Aktivitas pariwisata di kota Yogyakarta dipastikan mengalami kelumpuhan atau mengalami penurunan kunjungan wisata dikarenakan Pemerintah Pusat melarang kegiatan keramaian di tempat wisata dan hiburan guna untuk menekan penyebaran virus Covid-19 (Coronavirus).

Pemerintah pusat maupun pemerintah kota Yogyakarta memghimbau agar masyarakat selalu menjaga kesehatan dan kebersihan dengan mencuci tangan menggunakan sabun ataupun hand sanitizier sebelum atau sesudah beraktivitas untuk menekan laju penyebaran COVID-19.

Namun banyak nya permintaan hand sanitizier dipasaran ternyata berdampak pada kelangkaan barang tersebut.

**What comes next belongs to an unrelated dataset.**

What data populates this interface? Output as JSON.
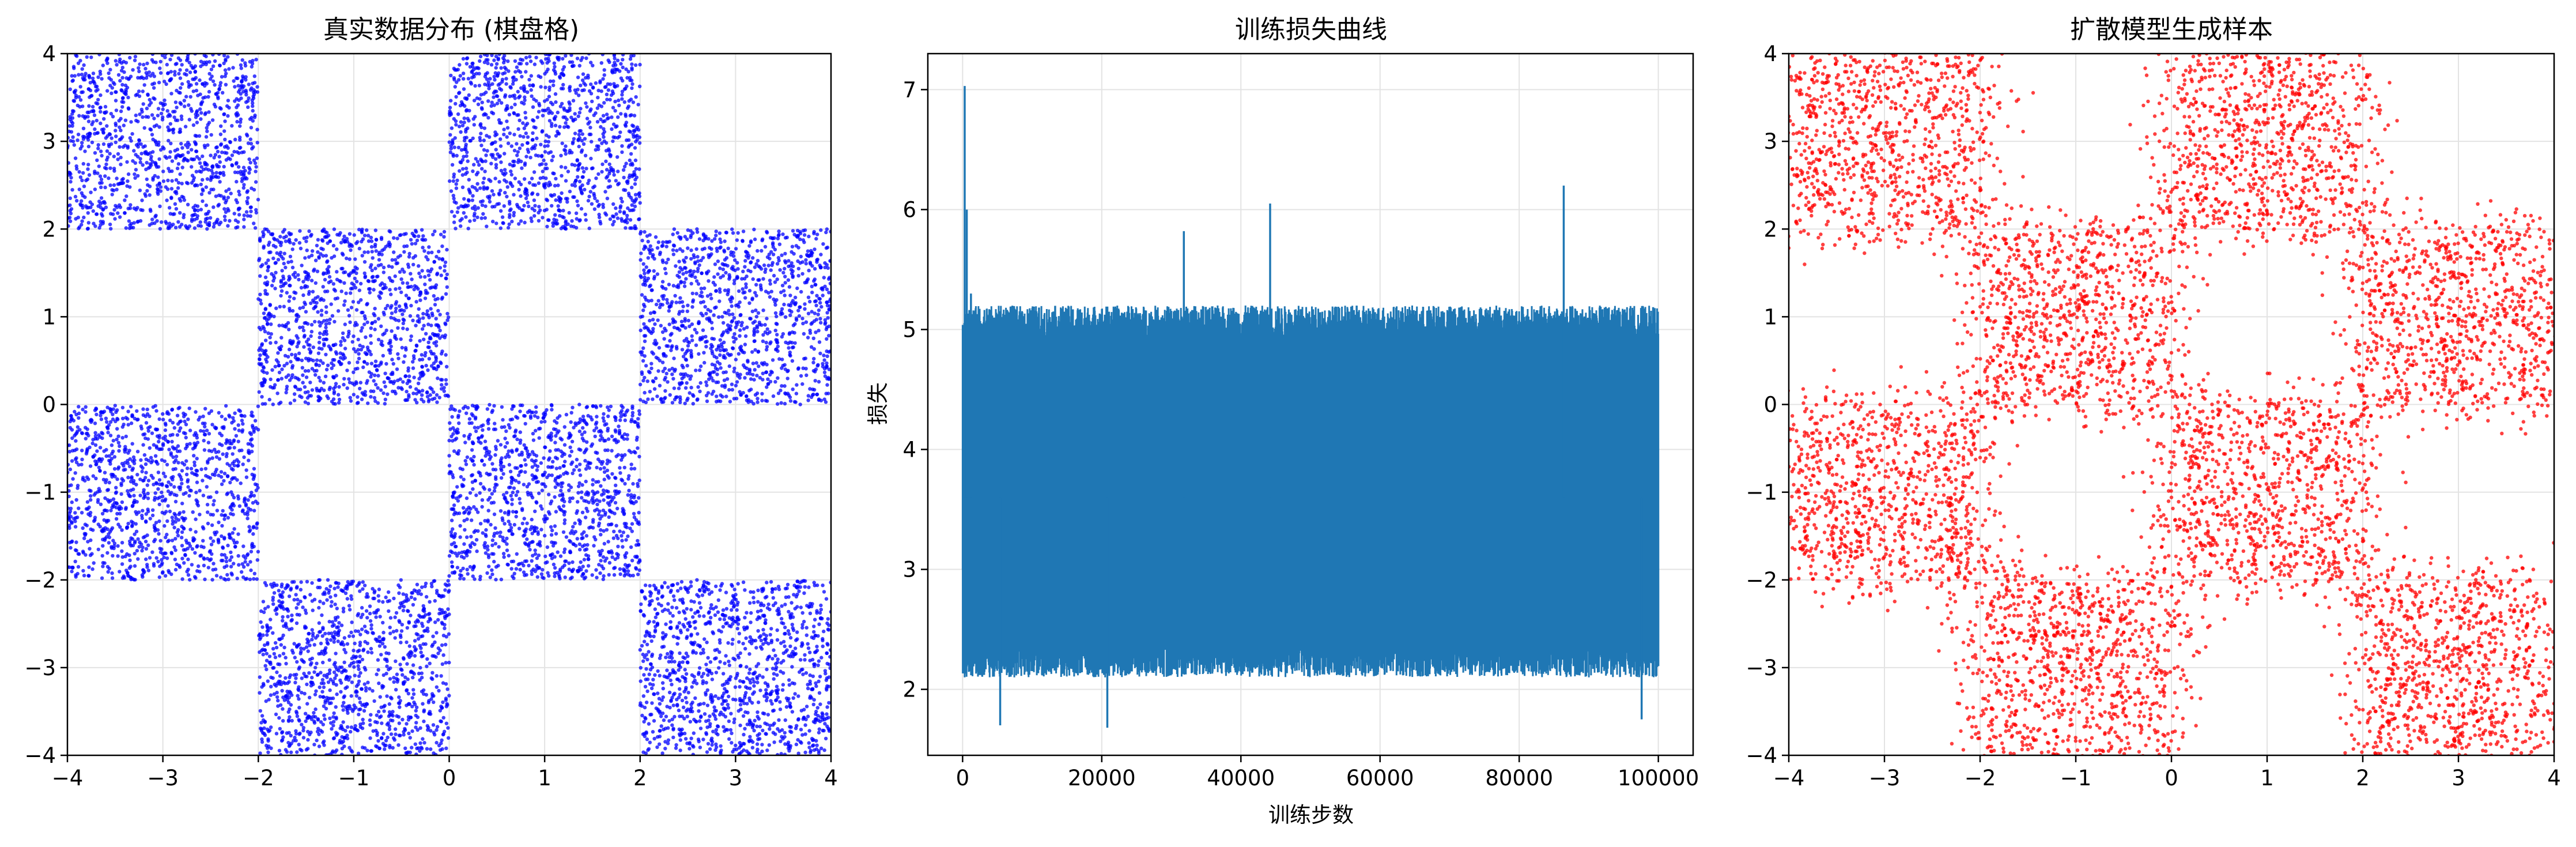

Disudut kota Yogyakarta, tepatnya di Mesjid Jogokariyan, disana memproduksi 5000 hand sanitizier untuk dibagikan kepada umat.

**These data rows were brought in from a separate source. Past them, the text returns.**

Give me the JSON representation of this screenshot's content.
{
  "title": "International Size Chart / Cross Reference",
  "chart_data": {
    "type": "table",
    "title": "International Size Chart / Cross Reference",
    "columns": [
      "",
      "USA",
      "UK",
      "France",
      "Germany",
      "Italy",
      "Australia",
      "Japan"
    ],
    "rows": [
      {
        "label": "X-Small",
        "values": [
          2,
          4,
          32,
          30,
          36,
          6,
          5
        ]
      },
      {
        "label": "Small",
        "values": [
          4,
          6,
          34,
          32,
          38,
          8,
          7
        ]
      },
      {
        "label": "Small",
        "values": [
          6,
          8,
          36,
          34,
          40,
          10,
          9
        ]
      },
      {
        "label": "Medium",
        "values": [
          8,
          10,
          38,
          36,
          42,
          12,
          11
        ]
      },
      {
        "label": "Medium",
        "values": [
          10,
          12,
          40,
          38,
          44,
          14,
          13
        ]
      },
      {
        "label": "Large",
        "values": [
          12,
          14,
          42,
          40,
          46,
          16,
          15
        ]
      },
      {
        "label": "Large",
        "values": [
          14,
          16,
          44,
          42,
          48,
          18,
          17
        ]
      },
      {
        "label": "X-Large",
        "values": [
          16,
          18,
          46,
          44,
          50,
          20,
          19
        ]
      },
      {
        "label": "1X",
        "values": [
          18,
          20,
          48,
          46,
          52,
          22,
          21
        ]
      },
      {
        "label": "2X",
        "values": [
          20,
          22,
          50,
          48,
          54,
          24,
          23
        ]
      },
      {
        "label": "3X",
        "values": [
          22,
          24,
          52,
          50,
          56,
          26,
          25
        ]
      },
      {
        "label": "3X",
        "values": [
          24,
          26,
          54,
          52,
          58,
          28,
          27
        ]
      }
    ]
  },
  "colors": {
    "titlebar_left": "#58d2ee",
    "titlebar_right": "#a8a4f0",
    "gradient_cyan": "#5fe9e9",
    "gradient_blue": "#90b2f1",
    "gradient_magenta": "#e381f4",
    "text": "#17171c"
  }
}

"Alhamdulillah, mulai Kamis kemarin Masjid Jogokariyan mulai memproduksi hand sanitizer untuk dibagikan ke masyarakat." tulis akun facebook Mesjid Jogokariyan pada 20 Maret 2020.

Program tersebut Atas inisiasi jamaah dan restu dewan syuro. Program ini dilakukan untuk menangani mulai sulitnya hand sanitizer di pasaran.

Dengan bantuan jamaah mulai dari orang dewasa hingga anak-anak, mulai dari penyiapan bahan hingga labeling, sekitar 5000 kemasan hand sanitizer akan diproduksi untuk kemudian didistribusikan melalui ketua RT di masing-masing RW.

Mesjid Jogokariyan Berharap program ini bisa menekan laju virus COVID-19 dan mengedukasi masyakat agar tetap sehat.

"Mudah-mudahan ini bisa jadi langkah yang dapat menekan meluasnya dampak COVID19 di tengah-tengah masyarakat diringi dengan proses edukasi yang baik kepada masyarakat untuk menjaga pola hidup bersih dan sehat." imbuhnya.

Untuk sementara ini (karena terbatasnya sumber daya), Mesjid Jogokariyan mendistribusikan untuk warga Jogokariyan terlebih dahulu.

Mesjid Jogokariyan membuat hand sanitizier atas petunjuk dan arahan BPOM ( Badan Pengawasan Obat dan Makanan).

"Kami membuat hand sanitizer ini berdasarkan bahan, alat dan prosedur yang sudah disampaikan oleh BPOM.
Semoga ini bisa menjadi ikhtiar dalam rangka mengurangi dan menghambat penyebaran virus corona di Indonesia." tutupnya.